Lo scenario marittimo in cui opererà la nuova Gcue sarà comunque ben al di là dei limiti delle frontiere marittime di cui al Regolamento 216/399 ed in teoria potrebbe coprire tutto il Mediterraneo e parte di Mar Nero e Atlantico.

Le sue attività riguarderanno anche il controllo della pesca nelle Zee europee (non dimentichiamo che quella di Cipro è contestata dalla Turchia) e della sicurezza marittima, oltre che il contrasto dei traffici illeciti connessi all'immigrazione, terrorismo compreso.

Ambiguità ed incertezze
La determinazione mostrata dal Parlamento europeo nell'approvare il Regolamento della Gcue è indice di coesione politica che sottintende la volontà di realizzare una sorta di Europa marittima federale. Positiva è anche la chiara assunzione delle responsabilità Sar e del rispetto dei diritti umani dei migranti.

All'opposto, balza all'occhio l'eccessiva ampiezza dei settori di attività della Gcue e la connessa indeterminatezza degli spazi marittimi di riferimento.

Inoltre, ombre si intravedono in una sorta di vena antimilitarista che ha indotto a non stabilire forme di cooperazione con la componente navale della Csdp, come invece la Strategia globale Ue auspica. Riserve, queste, che potrebbero riflettersi nei rapporti tra la nuova Agenzia e le istituzioni militari nazionali la quale - come nel caso della nostra Marina - svolgono funzioni Guardia costiera.

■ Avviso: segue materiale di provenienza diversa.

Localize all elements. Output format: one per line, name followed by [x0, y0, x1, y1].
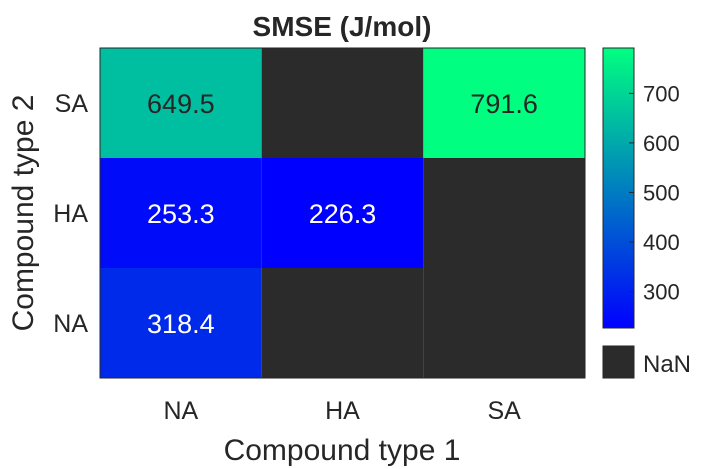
heatmap-cell — [423, 48, 585, 158]
chart-title: SMSE (J/mol) — [253, 11, 432, 42]
x-tick-label: HA — [325, 397, 360, 425]
heatmap-cell — [100, 48, 262, 158]
x-axis-label: Compound type 1 — [224, 434, 461, 467]
y-axis-label: Compound type 2 — [7, 95, 40, 332]
x-tick-labels: NA HA SA — [163, 397, 521, 425]
colorbar-tick-label: 600 — [643, 131, 680, 156]
heatmap-cell — [261, 158, 424, 268]
heatmap-cells: 649.5 791.6 253.3 226.3 318.4 — [100, 48, 585, 378]
colorbar-tick-label: 400 — [643, 230, 680, 255]
nan-swatch — [602, 345, 635, 379]
cell-value-label: 318.4 — [147, 309, 215, 339]
cell-value-label: 649.5 — [147, 89, 215, 119]
colorbar-tick-label: 300 — [643, 279, 680, 304]
plot-frame — [99, 47, 586, 379]
colorbar — [602, 47, 635, 329]
y-tick-label: NA — [53, 310, 88, 338]
heatmap-cell — [423, 268, 585, 378]
heatmap-cell — [261, 48, 424, 158]
y-tick-label: SA — [55, 90, 89, 118]
x-tick-label: SA — [487, 397, 521, 425]
heatmap-cell — [100, 268, 262, 378]
colorbar-ticks: 300 400 500 600 700 — [629, 81, 680, 304]
y-tick-labels: SA HA NA — [53, 90, 88, 338]
colorbar-tick-label: 700 — [643, 81, 680, 106]
y-tick-label: HA — [53, 200, 88, 228]
cell-value-label: 226.3 — [309, 199, 377, 229]
nan-label: NaN — [643, 351, 691, 378]
heatmap-cell — [261, 268, 424, 378]
heatmap-cell — [423, 158, 585, 268]
x-tick-label: NA — [163, 397, 198, 425]
heatmap-cell — [100, 158, 262, 268]
cell-value-label: 791.6 — [470, 89, 538, 119]
cell-value-label: 253.3 — [147, 199, 215, 229]
colorbar-tick-label: 500 — [643, 180, 680, 205]
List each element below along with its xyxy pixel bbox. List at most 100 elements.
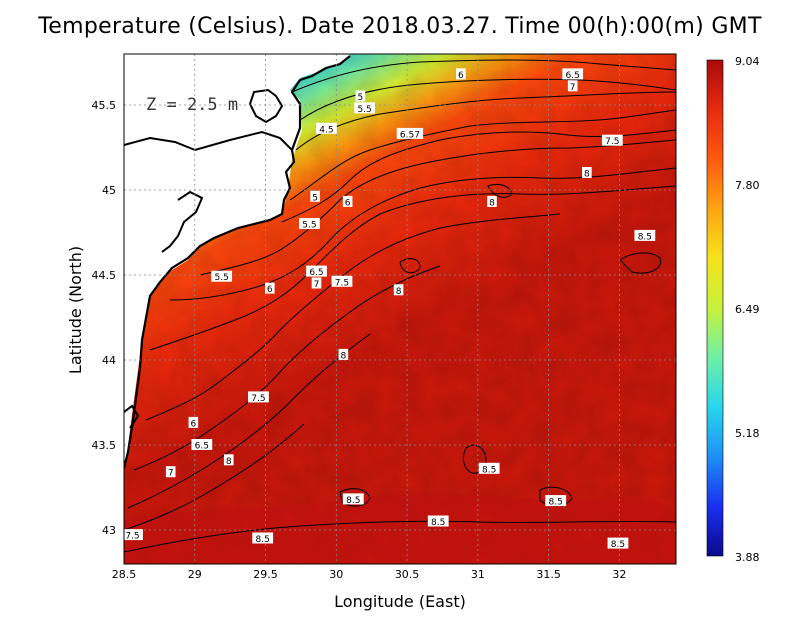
contour-label-box [248, 391, 269, 403]
contour-label: 7.5 [251, 394, 265, 404]
x-tick-label: 31 [471, 568, 485, 581]
contour-label-box [188, 416, 199, 428]
contour-label-box [634, 229, 656, 241]
colorbar-label: 5.18 [735, 427, 760, 440]
colorbar [706, 59, 724, 557]
x-tick-label: 28.5 [112, 568, 137, 581]
y-tick-label: 43 [102, 524, 116, 537]
contour-label: 7 [168, 469, 174, 479]
isotherm-contours [124, 59, 676, 553]
contour-label: 7 [314, 280, 320, 290]
contour-label-box [310, 190, 320, 202]
contour-label-box [354, 102, 376, 114]
contour-label: 6.57 [400, 130, 420, 140]
contour-label: 5.5 [214, 273, 228, 283]
contour-label: 6.5 [195, 442, 209, 452]
y-axis-label: Latitude (North) [66, 246, 85, 374]
x-tick-label: 29.5 [253, 568, 278, 581]
coastline-north [124, 130, 293, 152]
colorbar-label: 7.80 [735, 179, 760, 192]
colorbar-label: 6.49 [735, 303, 760, 316]
contour-label: 8.5 [256, 535, 270, 545]
contour-label-box [355, 90, 366, 102]
contour-label-box [211, 270, 233, 282]
contour-label-box [311, 277, 322, 289]
contour-label-box [545, 495, 567, 507]
x-tick-label: 30 [329, 568, 343, 581]
contour-label-box [582, 167, 592, 178]
contour-label: 6.5 [309, 268, 323, 278]
contour-label-box [124, 529, 143, 541]
contour-label-box [299, 218, 320, 229]
contour-label: 5 [312, 193, 318, 203]
coastline-lagoon [161, 190, 204, 253]
contour-label-box [427, 515, 449, 527]
contour-label: 5.5 [302, 221, 316, 231]
contour-label-box [456, 68, 466, 80]
contour-label: 8 [226, 457, 232, 467]
contour-label: 8 [584, 170, 590, 180]
contour-label: 8 [396, 287, 402, 297]
contour-label-box [264, 282, 275, 294]
x-tick-label: 32 [612, 568, 626, 581]
contour-label: 8.5 [549, 498, 563, 508]
x-tick-labels: 28.5 29 29.5 30 30.5 31 31.5 32 [112, 568, 627, 581]
contour-label-box [338, 348, 349, 360]
x-tick-label: 31.5 [536, 568, 561, 581]
x-tick-label: 29 [188, 568, 202, 581]
coastline-bay [124, 404, 140, 429]
contour-label-box [223, 454, 234, 466]
contour-label: 8 [341, 351, 347, 361]
y-tick-label: 44.5 [92, 269, 117, 282]
contour-label-box [306, 265, 327, 277]
contour-label-box [331, 275, 353, 287]
contour-label: 7.5 [125, 532, 139, 542]
contour-label: 5 [358, 93, 364, 103]
contour-label-box [316, 122, 337, 134]
contour-label: 7 [570, 83, 576, 93]
contour-label-box [601, 134, 623, 146]
coastline [124, 55, 351, 469]
contour-label: 8.5 [482, 465, 496, 475]
contour-label-box [562, 68, 584, 80]
contour-label: 6 [345, 198, 351, 208]
contour-label: 5.5 [357, 105, 371, 115]
coastline-delta [248, 88, 284, 124]
y-tick-label: 45 [102, 184, 116, 197]
contour-label: 7.5 [605, 137, 619, 147]
contour-label-box [342, 195, 353, 207]
contour-label-box [252, 532, 274, 544]
y-tick-label: 43.5 [92, 439, 117, 452]
contour-label: 6.5 [566, 71, 580, 81]
warm-patch [124, 493, 676, 564]
contour-label-box [607, 537, 629, 549]
contour-label: 8.5 [346, 496, 360, 506]
land-mask [124, 54, 350, 470]
colorbar-labels: 9.04 7.80 6.49 5.18 3.88 [735, 55, 760, 564]
y-tick-label: 44 [102, 354, 116, 367]
contour-label-box [191, 439, 213, 450]
y-tick-labels: 43 43.5 44 44.5 45 45.5 [92, 99, 117, 537]
contour-label: 4.5 [319, 125, 333, 135]
contour-label-box [487, 195, 497, 207]
contour-label: 8.5 [611, 540, 625, 550]
contour-label: 6 [267, 285, 273, 295]
y-tick-label: 45.5 [92, 99, 117, 112]
x-tick-label: 30.5 [395, 568, 420, 581]
contour-label: 8.5 [431, 518, 445, 528]
depth-label: Z = 2.5 m [146, 95, 238, 115]
contour-label-box [396, 127, 424, 139]
colorbar-label: 3.88 [735, 551, 760, 564]
contour-label: 7.5 [335, 278, 349, 288]
map-title: Temperature (Celsius). Date 2018.03.27. … [38, 14, 762, 39]
contour-label-box [165, 466, 176, 478]
contour-label-box [342, 493, 364, 505]
contour-label: 8 [489, 198, 495, 208]
contour-label-box [393, 284, 404, 296]
contour-label-box [478, 462, 500, 474]
contour-label-box [567, 80, 578, 92]
colorbar-label: 9.04 [735, 55, 760, 68]
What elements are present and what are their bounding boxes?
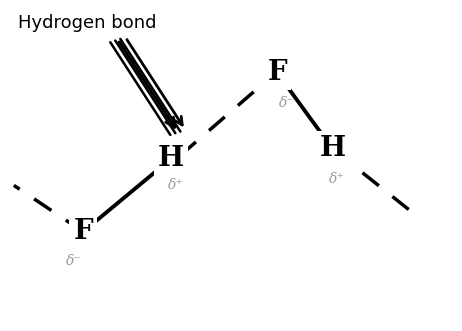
- Text: Hydrogen bond: Hydrogen bond: [18, 14, 157, 32]
- Text: F: F: [267, 59, 287, 86]
- Text: H: H: [158, 145, 184, 172]
- Text: δ⁺: δ⁺: [329, 172, 345, 186]
- Text: F: F: [73, 218, 93, 245]
- Text: δ⁻: δ⁻: [279, 96, 294, 110]
- Text: δ⁻: δ⁻: [66, 255, 82, 268]
- Text: H: H: [320, 135, 346, 163]
- Text: δ⁺: δ⁺: [168, 178, 183, 192]
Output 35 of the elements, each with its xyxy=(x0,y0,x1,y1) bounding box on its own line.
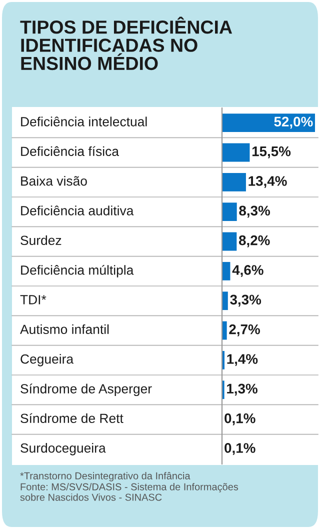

Dal prossimo settembre l'Ue mostrerà la sua bandiera in tutti i mari che la circondano. Vedremo se lo farà secondo un disegno organico, o se le navi della Gcue avranno un mandato eccessivamente ampio ed autonomo rispetto agli organi costituzionali europei ed ai singoli Paesi membri.

Fabio Caffio Ufficiale della Marina militare in congedo, esperto di diritto internazionale marittimo.